Me, I'm hanging on in there for episode 6.....

10 comments:

Anonymous said...

It really has been achieving everything Torchwood said it was going to, and didn't. Even though Herrick's plot is the same one the vampires had in Ultraviolet.

Expat mum said...

Right well, I won't bother watching it if it comes over here on BBC America then. :-)

Jane Henry said...

Hey Stu-n, nice to see you here again. Yup Being Human is absolutely what Torchwood isn't. Grown up, dark, sassy, smart, funny, sexy (without an overeliance on sex - LOTS OF SEX DOES NOT EQUAL GROWN UP TV, RUSSELL) etc etc. Having not seen Ultraviolet I don't mind if Herrick's plot is the same - does it actually matter do you think? Or is this sufficiently different? (I'd kind of go with the Shakespeare stole plots all the time argument and say it probably doesn't if Being Human has come up with something new).

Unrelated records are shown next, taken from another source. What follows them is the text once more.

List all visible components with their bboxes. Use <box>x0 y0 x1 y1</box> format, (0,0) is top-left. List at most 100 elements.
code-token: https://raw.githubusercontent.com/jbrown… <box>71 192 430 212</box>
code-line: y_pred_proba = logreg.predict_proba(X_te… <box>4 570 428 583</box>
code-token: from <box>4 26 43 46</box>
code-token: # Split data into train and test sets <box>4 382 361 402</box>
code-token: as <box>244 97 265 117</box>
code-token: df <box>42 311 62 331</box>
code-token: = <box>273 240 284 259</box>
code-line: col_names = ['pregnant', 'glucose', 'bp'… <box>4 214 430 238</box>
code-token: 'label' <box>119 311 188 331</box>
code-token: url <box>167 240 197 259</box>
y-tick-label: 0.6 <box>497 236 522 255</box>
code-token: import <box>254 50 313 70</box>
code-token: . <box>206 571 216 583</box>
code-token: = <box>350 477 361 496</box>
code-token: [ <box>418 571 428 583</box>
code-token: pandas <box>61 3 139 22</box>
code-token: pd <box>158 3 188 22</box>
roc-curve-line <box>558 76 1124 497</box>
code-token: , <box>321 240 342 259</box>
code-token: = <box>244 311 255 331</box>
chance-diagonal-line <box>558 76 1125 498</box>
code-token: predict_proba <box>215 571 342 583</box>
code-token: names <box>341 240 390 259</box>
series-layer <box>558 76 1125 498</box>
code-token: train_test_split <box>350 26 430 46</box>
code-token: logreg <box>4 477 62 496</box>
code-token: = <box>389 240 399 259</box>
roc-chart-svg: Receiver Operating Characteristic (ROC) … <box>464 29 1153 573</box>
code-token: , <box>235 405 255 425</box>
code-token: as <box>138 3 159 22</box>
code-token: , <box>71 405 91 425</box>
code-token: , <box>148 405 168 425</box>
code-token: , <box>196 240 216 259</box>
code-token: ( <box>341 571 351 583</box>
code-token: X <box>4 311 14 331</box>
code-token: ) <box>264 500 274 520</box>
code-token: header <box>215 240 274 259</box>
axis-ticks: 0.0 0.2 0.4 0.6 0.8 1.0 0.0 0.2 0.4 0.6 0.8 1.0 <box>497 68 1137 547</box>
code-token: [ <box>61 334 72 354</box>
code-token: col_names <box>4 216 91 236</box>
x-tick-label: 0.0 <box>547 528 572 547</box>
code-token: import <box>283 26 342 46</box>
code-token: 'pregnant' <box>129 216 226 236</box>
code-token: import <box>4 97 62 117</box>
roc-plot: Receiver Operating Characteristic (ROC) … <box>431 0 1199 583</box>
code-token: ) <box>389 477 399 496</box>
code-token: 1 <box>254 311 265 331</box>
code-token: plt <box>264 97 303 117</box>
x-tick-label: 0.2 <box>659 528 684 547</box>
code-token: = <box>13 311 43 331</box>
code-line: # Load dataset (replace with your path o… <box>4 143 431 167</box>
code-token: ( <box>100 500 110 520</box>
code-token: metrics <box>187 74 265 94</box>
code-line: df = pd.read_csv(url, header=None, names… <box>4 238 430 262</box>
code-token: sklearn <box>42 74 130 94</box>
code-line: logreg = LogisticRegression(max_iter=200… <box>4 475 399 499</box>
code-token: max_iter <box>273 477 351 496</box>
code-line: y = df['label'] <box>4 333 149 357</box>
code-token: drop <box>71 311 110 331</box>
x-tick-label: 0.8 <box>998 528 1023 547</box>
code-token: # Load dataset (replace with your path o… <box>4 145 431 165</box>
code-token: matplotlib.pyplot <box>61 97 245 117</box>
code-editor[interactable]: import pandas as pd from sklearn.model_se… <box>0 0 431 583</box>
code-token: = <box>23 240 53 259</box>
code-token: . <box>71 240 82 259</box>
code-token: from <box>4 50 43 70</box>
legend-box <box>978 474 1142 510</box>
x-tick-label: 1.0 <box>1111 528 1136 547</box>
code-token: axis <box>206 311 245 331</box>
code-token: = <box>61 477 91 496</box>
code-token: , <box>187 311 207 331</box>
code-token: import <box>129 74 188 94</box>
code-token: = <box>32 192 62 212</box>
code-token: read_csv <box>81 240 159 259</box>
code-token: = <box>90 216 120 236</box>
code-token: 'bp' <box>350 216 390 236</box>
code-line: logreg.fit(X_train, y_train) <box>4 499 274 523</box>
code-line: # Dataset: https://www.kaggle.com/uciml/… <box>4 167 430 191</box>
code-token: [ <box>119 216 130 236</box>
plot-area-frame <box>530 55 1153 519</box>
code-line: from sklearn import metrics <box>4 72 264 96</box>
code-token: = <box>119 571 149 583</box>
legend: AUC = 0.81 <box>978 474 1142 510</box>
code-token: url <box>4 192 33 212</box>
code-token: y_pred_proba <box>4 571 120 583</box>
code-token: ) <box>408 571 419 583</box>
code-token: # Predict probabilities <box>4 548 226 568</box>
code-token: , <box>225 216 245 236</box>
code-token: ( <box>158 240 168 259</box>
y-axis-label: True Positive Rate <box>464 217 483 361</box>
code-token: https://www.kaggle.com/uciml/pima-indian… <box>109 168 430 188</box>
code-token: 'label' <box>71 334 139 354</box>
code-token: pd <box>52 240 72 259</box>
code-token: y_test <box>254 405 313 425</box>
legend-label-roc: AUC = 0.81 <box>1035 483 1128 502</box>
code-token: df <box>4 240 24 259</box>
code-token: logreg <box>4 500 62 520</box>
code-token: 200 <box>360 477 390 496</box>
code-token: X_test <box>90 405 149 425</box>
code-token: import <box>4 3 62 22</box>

And on the basis of that argument Expat mum, even though I haven't seen Ultraviolet and am probably talking tosh, I'd still say watch Being Human cos it rocks.

Kate said...

I'm so SO glad that you blogged about this when it started, I've been glued to it every week.

I loved that 80's ghost (although his name has vanished from my brain). But every time he kept talking about a band or a song and Annie just looked blank I'd end up actually saying "You died before she was born you wassock" and therefore getting sarky looks from my other half.

The best best thing... when he talked about the ghost he knew who "haunted the VIP toilets at Leyton Orient" - being an Orient fan I was highly amused. (and having been to the ground I'm pretty sure there are no VIP toilets, shame).

Jane Henry said...

The ghost's called Gilbert, Kate. (I had to look that up though!). It did make me feel very old that he was frozen in the time of my youth, but otoh, it meant that episode in particular was full of songs I liked. I meant to talk about music in Being Human, but got a bit carried away with everything else, so am saving that for another post...

Anonymous said...

I don't think it matters at all. Every other detail about the series is so different that what the vamps are planning is purely incidental. There isn't even that much similarity between Being Human vampires and Ultraviolet Code Vs, and we're approaching the situations from completely different angles.

Jane Henry said...

Thanks for that comprehensive explanation, Stu-n. My gut instinct is creatively everyone takes the same ideas all the time and does different things with them, so even where there are overlaps they shouldn't really matter. I'm convinced there is a creative ether, which we all tap into and come up with the same ideas from time to time. It's what we all do with them that makes things different.

Anonymous said...

Alan 'Watchmen' Moore used to call it 'Ideaspace'.

Jane Henry said...

Ooh I like that Stu-n. Am looking forward to Watchmen, though have to fess up I've never read it. But have a friend who used to run a comic book eons ago and he knows Dave Gibbons quite well and he's raved about Watchmen for years.

Anonymous said...

I know Dave G slightly — a friend runs an annual panel game with him at the Bristol Comics Festival — and he's chuffed to little bits about the film.

The film isn't going to be the book; it can't be. There's too much subtext and background, along with multiple storylines. But I'm looking forward to seeing the film, and I bet the DVD Special Edition will be something to see.